As we approach the middle of the semester, thoughts are often torn between two things. Mid-terms and spring break. Most dread the first and can’t wait for the second; however, both signify another step towards graduation and (hopefully) starting a new career. In the far nearer future, the snow begins to melt and we start to think of warm days filled with sunshine, barbeque, and sports.
Since March is Women’s History Month, I thought a little history would be good to reflect upon. This year marks 41 years since Title IX was signed into law under the Equal Opportunity in Education Act, which states “No person in the United States shall, on the basis of sex, be excluded from participation in, be denied the benefits of, or be subjected to discrimination under any education program or activity receiving federal financial assistance…” For those unfamiliar with what this means, it was the first real step to putting women’s collegiate sports on the map. This meant that not only would women’s sports get similar funding for uniforms and equipment like men’s sports, more importantly it meant scholarships.

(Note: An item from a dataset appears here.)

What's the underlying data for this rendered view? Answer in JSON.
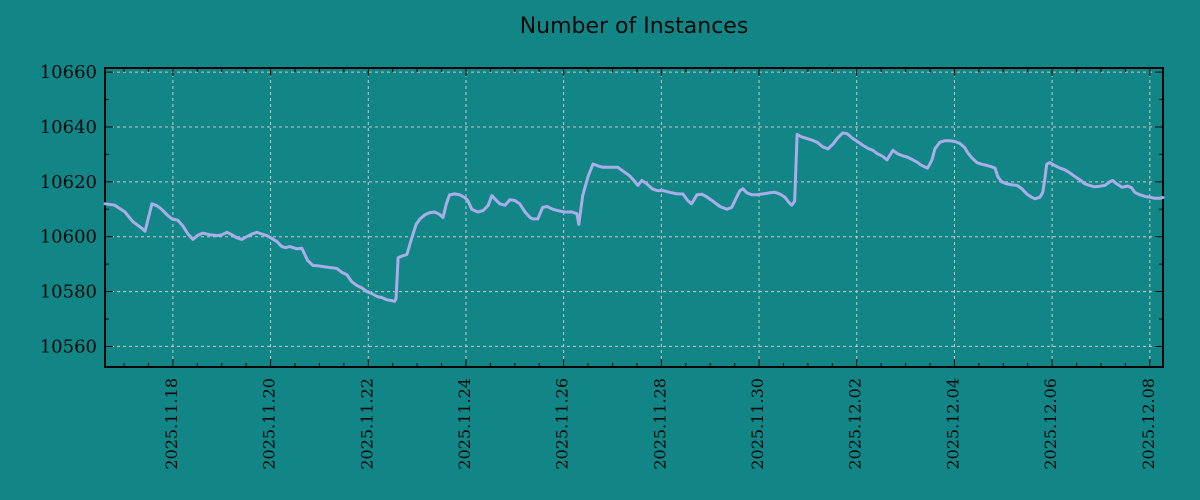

While this might not seem like a big deal to some, it certainly has been for others. I am reminded of Lolo Jones, the Olympic Hurdler, who grew up in Des Moines Iowa, who was routinely homeless as her mother tried to provide for her and her four siblings. In an interview with her I recently saw, she said that by the time she was 12, she was a professional shoplifter. Not because she wanted attention or luxury, but because she simply wanted to stop being hungry. In high school she excelled at Track and Field, she was able to attend LSU on a Track & Field Scholarship and finally get out of poverty. The same can be said many times over, for both men and women.
So join us, if you will, in celebrating Women’s history month and women’s sports! Title IX has helped many prominent figures attain their dreams and given another way to break the cycle of poverty.